Bisnis.com, JAKARTA — Menteri Keuangan Sri Mulyani Indrawati mengatakan pemulihan ekonomi 2023 tidak akan bersandar pada anggaran pendapatan dan belanja rumah tangga (APBN). Adapun pada tahun depan pemerintah mematok target pertumbuhan ekonomi yang lebih tinggi dibandingkan dengan 2022, yakni 5,3–5,9 persen.
Sri Mulyani menjelaskan bahwa Indonesia mendorong konsolidasi fiskal karena pada tahun depan defisit harus berada di bawah 3 persen. Hal tersebut menjadi pertimbangan dalam penyusunan RAPBN 2023.
Menurutnya, pemerintah akan mendorong pertumbuhan ekonomi yang motornya bukan berasal dari APBN. Dukungan keuangan negara sudah begitu besar pada 2020 hingga 2022, sehingga selanjutnya sektor-sektor ekonomi lain harus mampu tumbuh.
"Kebijakan ekonomi makro 2023 akan mendorong pemulihan yang berasal dari sumber-sumber pertumbuhan yang tidak hanya bergantung kepada APBN. Peranan non-APBN menjadi penting," ujar Sri Mulyani dalam konferensi pers terkait hasil sidang kabinet paripurna, Rabu (16/2/2022) di Istana Negara, Jakarta.
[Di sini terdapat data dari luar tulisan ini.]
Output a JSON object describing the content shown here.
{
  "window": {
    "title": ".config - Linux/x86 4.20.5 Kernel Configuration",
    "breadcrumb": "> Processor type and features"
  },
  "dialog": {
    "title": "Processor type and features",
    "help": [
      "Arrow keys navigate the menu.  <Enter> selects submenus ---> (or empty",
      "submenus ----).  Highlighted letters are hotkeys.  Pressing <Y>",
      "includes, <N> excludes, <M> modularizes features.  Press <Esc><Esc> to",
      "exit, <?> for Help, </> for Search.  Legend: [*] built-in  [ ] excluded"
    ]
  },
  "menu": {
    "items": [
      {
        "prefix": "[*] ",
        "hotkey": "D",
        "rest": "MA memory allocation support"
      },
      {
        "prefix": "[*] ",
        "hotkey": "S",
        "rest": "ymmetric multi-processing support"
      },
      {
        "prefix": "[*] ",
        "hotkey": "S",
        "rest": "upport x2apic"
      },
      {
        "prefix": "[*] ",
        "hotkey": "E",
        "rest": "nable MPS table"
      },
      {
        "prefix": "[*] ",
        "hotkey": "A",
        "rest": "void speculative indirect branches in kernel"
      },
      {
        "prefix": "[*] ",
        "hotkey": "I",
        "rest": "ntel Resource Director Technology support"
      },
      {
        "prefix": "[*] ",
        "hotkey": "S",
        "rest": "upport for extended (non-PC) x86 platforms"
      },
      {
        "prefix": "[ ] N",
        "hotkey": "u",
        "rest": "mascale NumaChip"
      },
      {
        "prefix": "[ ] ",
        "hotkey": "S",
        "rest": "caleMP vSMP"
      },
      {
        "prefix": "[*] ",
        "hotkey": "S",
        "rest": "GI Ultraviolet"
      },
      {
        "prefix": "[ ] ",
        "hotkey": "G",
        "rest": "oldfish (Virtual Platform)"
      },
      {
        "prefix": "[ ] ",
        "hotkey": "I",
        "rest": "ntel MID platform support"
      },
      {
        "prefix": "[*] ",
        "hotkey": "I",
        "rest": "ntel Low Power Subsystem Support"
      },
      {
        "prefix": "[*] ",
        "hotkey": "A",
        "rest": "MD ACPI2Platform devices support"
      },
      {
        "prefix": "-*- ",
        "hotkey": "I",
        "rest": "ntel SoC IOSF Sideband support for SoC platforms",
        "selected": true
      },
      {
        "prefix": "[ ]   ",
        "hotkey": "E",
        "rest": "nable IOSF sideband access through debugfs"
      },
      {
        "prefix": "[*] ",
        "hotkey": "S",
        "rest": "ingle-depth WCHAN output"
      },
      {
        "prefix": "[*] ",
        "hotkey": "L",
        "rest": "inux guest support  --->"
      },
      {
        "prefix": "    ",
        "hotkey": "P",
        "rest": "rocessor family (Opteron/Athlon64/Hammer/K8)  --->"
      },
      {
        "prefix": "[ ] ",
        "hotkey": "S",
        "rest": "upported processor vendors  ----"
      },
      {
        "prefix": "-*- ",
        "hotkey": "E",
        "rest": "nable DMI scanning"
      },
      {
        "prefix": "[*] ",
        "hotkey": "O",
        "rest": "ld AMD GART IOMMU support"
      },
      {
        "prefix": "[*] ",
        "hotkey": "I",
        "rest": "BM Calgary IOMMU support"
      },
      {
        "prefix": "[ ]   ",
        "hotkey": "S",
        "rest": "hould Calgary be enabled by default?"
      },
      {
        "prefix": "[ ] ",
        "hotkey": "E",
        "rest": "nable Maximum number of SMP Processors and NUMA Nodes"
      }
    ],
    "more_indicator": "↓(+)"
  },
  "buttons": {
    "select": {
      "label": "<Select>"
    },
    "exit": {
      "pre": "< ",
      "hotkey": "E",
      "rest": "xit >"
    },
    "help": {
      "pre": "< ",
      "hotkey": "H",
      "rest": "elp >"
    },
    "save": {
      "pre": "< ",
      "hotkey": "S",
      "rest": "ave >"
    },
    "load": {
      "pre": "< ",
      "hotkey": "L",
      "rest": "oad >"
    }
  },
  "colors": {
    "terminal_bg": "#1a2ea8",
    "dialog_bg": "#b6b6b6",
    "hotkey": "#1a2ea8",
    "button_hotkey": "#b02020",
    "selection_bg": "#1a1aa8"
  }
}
Menurutnya, potensi pertumbuhan non-APBN di antaranya ada dari kenaikan konsumsi, investasi, dan ekspor. Institusi keuangan seperti perbankan menjadi salah satu sektor yang berpeluang mencatatkan pertumbuhan besar dari potensi yang ada tersebut.
Perbankan, kata Menkeu, memiliki ruang untuk meningkatkan penyaluran kredit. Hal ini terlihat dari posisi loan to deposit ratio (LDR) perbankan yang berada di level 77 persen dengan dana pihak ketiga (DPK) yang mencapai Rp7.250 triliun. Bermodal hal tersebut, pertumbuhan kredit 5,2 persen pada 2021 dapat terus berlanjut.
Lalu, peluang lainnya ada di pasar modal, dengan nilai pasar saham yang tumbuh 3,77 persen menjadi Rp7.231 triliun dan obligasi yang tumbuh 9,65 persen menjadi Rp4.718 triliun. Jumlah investor domestik pun bertambah menjadi 7,5 juta sehingga membuka peluang besar bagi perekonomian.
"Bisa menjadi sumber bagi pemulihan ekonomi dengan perusahaan-perusahaan bisa melakukan IPO, right issue, maupun mengeluarkan obligasi," ujar Sri Mulyani.